Our news channels are so insulated from foreign affairs that on critical occasions they fall back on the BBC, CNN, Reuters, Associated Press, the New York Times, and so on -- all representing interests at variance from the new direction of our foreign policy. Whither “atma nirbharta”?

The Western media is part of a bloc opposed to another. India, however, is engaged with all. It won’t be easy, of course, to unhinge the foreign policy elite from old ways of thinking because of its inability to accept the disappearance of the unipolar world. This pro-American tilt in the elite’s intellectual makeup doesn’t have its origins only in the Soviet Union’s collapse, but has a longer history. When Jawaharlal Nehru was leading the nonaligned movement, his handpicked secretary-general of the Foreign Office, Sir Girija Shankar Bajpai, was more inclined towards the US where he had served as the Agent-General of British India.

Take another example. At a time when India’s ambassador in Moscow could speak to key members of the Central Committee on the phone, the Birlas and the Jains posted no correspondents to Moscow.

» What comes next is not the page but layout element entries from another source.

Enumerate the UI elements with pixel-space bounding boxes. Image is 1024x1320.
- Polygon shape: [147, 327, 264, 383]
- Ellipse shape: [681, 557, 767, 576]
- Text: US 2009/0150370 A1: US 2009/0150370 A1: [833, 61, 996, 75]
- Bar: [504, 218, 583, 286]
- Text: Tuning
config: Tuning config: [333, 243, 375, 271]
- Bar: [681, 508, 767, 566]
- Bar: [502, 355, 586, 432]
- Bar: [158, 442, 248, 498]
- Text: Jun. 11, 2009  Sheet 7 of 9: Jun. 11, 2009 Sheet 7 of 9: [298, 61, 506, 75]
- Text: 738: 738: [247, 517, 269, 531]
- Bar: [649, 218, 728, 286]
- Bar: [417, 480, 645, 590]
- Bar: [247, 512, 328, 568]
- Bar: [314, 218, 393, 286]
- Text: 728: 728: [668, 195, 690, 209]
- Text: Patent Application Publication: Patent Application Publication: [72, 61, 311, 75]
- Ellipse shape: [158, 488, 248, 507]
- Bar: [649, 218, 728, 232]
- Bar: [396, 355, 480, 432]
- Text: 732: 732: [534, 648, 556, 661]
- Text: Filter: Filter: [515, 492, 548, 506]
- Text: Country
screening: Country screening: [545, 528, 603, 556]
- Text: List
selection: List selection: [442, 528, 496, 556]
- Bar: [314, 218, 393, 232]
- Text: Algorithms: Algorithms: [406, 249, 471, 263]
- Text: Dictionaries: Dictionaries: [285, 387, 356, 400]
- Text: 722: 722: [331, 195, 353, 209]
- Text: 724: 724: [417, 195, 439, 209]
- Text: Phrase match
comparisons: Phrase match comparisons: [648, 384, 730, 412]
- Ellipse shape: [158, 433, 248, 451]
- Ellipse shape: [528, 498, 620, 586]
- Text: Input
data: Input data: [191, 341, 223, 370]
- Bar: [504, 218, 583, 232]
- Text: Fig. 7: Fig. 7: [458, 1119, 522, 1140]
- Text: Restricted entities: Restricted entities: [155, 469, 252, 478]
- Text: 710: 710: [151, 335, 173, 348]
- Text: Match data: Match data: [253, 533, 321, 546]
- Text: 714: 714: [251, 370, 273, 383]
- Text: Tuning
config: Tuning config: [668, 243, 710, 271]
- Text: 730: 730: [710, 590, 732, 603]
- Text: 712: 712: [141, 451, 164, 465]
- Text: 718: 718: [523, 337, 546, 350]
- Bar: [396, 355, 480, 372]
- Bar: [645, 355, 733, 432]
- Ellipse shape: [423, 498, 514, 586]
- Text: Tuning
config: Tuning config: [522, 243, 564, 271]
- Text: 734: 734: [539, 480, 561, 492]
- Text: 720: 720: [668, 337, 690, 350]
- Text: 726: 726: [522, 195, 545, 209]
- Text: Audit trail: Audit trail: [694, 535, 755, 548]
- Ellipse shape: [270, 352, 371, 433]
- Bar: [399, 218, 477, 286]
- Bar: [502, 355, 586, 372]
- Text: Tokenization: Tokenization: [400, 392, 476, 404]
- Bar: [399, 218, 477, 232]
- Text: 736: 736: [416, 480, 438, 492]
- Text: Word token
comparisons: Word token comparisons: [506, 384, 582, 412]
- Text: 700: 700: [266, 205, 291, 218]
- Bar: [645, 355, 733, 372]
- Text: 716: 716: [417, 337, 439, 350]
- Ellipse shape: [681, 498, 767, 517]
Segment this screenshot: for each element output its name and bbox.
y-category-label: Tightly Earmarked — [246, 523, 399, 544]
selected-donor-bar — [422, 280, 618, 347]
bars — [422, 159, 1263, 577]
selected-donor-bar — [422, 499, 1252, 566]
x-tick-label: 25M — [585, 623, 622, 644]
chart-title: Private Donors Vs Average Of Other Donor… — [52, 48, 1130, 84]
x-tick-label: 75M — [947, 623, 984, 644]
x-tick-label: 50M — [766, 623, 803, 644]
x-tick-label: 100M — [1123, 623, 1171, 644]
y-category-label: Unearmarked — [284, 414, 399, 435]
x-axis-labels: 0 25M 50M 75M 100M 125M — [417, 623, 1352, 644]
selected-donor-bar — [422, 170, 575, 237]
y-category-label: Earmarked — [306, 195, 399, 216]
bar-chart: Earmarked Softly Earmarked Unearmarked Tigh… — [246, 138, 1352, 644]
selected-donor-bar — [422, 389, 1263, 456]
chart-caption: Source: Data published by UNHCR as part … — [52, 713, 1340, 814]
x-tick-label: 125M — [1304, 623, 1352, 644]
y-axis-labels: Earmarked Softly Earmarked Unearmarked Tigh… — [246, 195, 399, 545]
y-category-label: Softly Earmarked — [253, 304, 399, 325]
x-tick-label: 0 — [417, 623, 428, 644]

In fact, the culture of dependence on the former colonial masters to fill our foreign pages is all-pervasive. Our new foreign policy will need a new culture of covering foreign affairs. Not having bureaus in Kabul, Tehran, Dhaka, Beijing, Moscow, London, Islamabad, Washington and other key stations in Southeast Asia, Latin America and Africa will leave us gasping for breath, not quite becoming a rising Asian power. Our effectiveness in Colombo would have been multiplied if we had competing news bureaus in the island nation during the current crisis.